Federalist-Artikel Nr. 58

Der Federalist-Artikel Nr. 58 ist einer der von James Madison, einem der Gründerväter der Vereinigten Staaten, verfassten Essays aus einer Reihe von 85 Aufsätzen, die 1787/88 in den Zeitungen Independent Journal, New York Packet und Daily Advertiser erschienen und unter dem Namen Federalist Papers gesammelt veröffentlicht wurden.
Artikel Nr. 58 erschien am 20. Februar 1788 unter dem Titel Zum Einwand, dass die Zahl der Mitglieder nicht entsprechend der Zunahme der Bevölkerung vergrößert wird[1] (Objection that the number of members will not be augmented as the progress of population demands considered) im Independent Journal unter dem Pseudonym „Publius“.[2]

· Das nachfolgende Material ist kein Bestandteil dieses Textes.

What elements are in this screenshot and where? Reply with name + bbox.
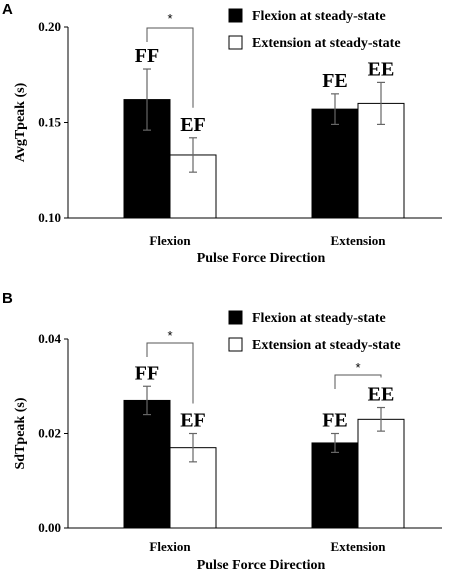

Inhaltlich befasst sich der Artikel mit der parlamentarischen Repräsentation der Wähler und Bundesstaaten: Der Verfassungskonvent hatte sich im Connecticut-Kompromiss auf ein Zweikammersystem geeinigt. Im Sinne des Konzepts der Checks and Balances sollte im Repräsentantenhaus die Bevölkerungszahl der einzelnen Bundesstaaten das entsprechende politische Gewicht erhalten, indem für je 30.000 Wähler ein Abgeordneter entsandt wurde. Im Senat dagegen war jeder Bundesstaat mit zwei Senatoren vertreten; die Stimmen kleinerer und größerer Staaten sollten in dieser Kammer somit gleiches Gewicht erhalten.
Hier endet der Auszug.